Q: Any advice about “on” and “upon”? People seem to prefer the ubiquitous “upon” in a sentence like “Success depends on/upon education.” Are these two alternatives equally acceptable? Or is one ever preferred over the other?
A: The preposition “upon” began life around the year 1200 as a compound of “up” and “on,” according to the Oxford English Dictionary. However, the “up” part of the meaning is all but nonexistent. Here’s how the OED explains it:
“Originally denoting elevation as well as contact, the compound has from the earliest period of its occurrence so far lost the former implication, that is, it has been regularly employed as a simple equivalent of on, in all the varieties of meaning which that preposition has developed.”
The use of “on” or “upon,” according to the OED, “has been for the most part a matter of individual choice (on grounds of rhythm, emphasis, etc.) or of simple accident, although in certain contexts and phrases there may be a general tendency to prefer the one to the other.”

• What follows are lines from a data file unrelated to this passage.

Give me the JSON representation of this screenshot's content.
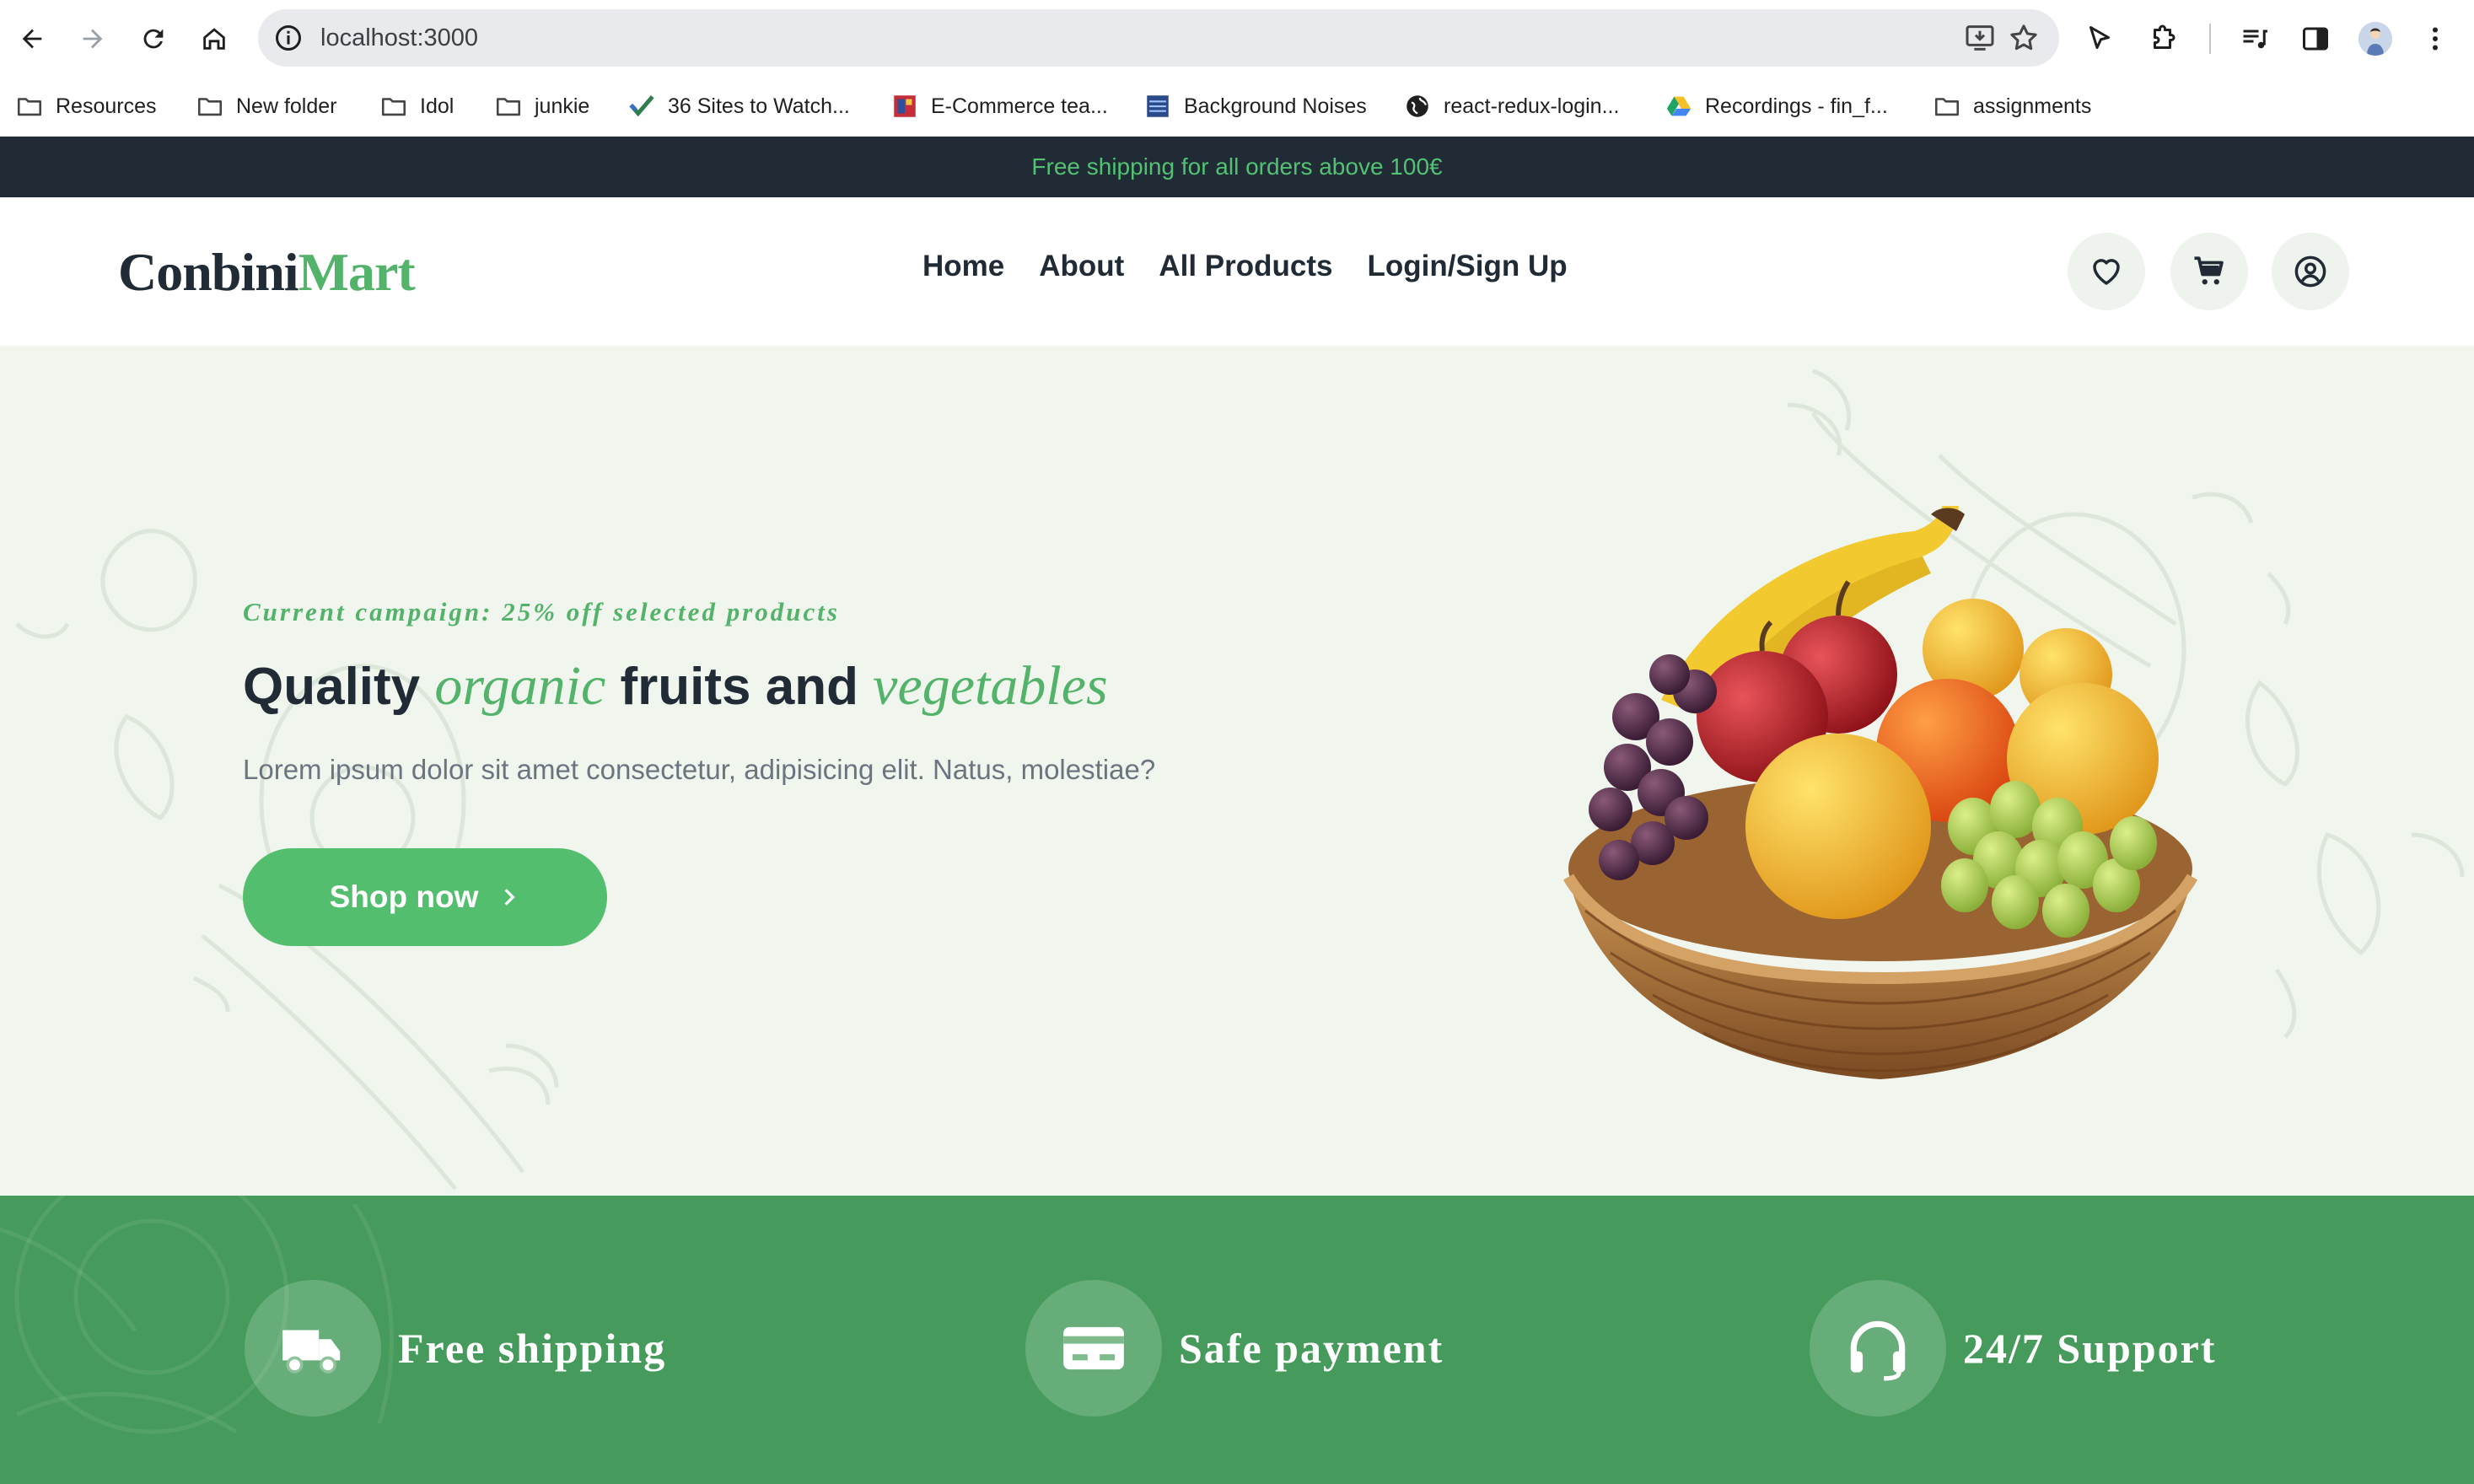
{
  "browser": {
    "url": "localhost:3000",
    "bookmarks": [
      {
        "label": "Resources",
        "icon": "folder-icon"
      },
      {
        "label": "New folder",
        "icon": "folder-icon"
      },
      {
        "label": "Idol",
        "icon": "folder-icon"
      },
      {
        "label": "junkie",
        "icon": "folder-icon"
      },
      {
        "label": "36 Sites to Watch...",
        "icon": "checkmark-favicon"
      },
      {
        "label": "E-Commerce tea...",
        "icon": "ecommerce-favicon"
      },
      {
        "label": "Background Noises",
        "icon": "noise-favicon"
      },
      {
        "label": "react-redux-login...",
        "icon": "globe-icon"
      },
      {
        "label": "Recordings - fin_f...",
        "icon": "drive-icon"
      },
      {
        "label": "assignments",
        "icon": "folder-icon"
      }
    ]
  },
  "promo": {
    "text": "Free shipping for all orders above 100€"
  },
  "header": {
    "logo_part1": "Conbini",
    "logo_part2": "Mart",
    "nav": [
      "Home",
      "About",
      "All Products",
      "Login/Sign Up"
    ],
    "icons": [
      "heart-icon",
      "cart-icon",
      "user-icon"
    ]
  },
  "hero": {
    "campaign": "Current campaign: 25% off selected products",
    "headline": {
      "p1": "Quality ",
      "accent1": "organic",
      "p2": " fruits and ",
      "accent2": "vegetables"
    },
    "subtext": "Lorem ipsum dolor sit amet consectetur, adipisicing elit. Natus, molestiae?",
    "cta": "Shop now"
  },
  "features": [
    {
      "label": "Free shipping",
      "icon": "truck-icon"
    },
    {
      "label": "Safe payment",
      "icon": "credit-card-icon"
    },
    {
      "label": "24/7 Support",
      "icon": "headset-icon"
    }
  ],
  "colors": {
    "brand_green": "#53b36b",
    "dark": "#212b36",
    "hero_bg": "#f0f5ed",
    "feature_bg": "#469b5c"
  }
}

Thus as far as correctness goes, the choice is yours.
But not so fast. Garner’s Modern American Usage (3d ed.) argues that “upon is a formal word appropriate for formal occasions.”
“Although some will argue that the two are interchangeable and the choice is just a question of euphony, rarely will upon prove more euphonious or natural,” Garner’s adds. “On is the shorter, simpler, and more direct preposition.”
We generally agree with that. But we wouldn’t go so far as to begin a child’s bedtime story by saying “once on a time.”
In fact, the conventional opening, “once upon a time,” has been a storied part of the English language since Chaucer’s day.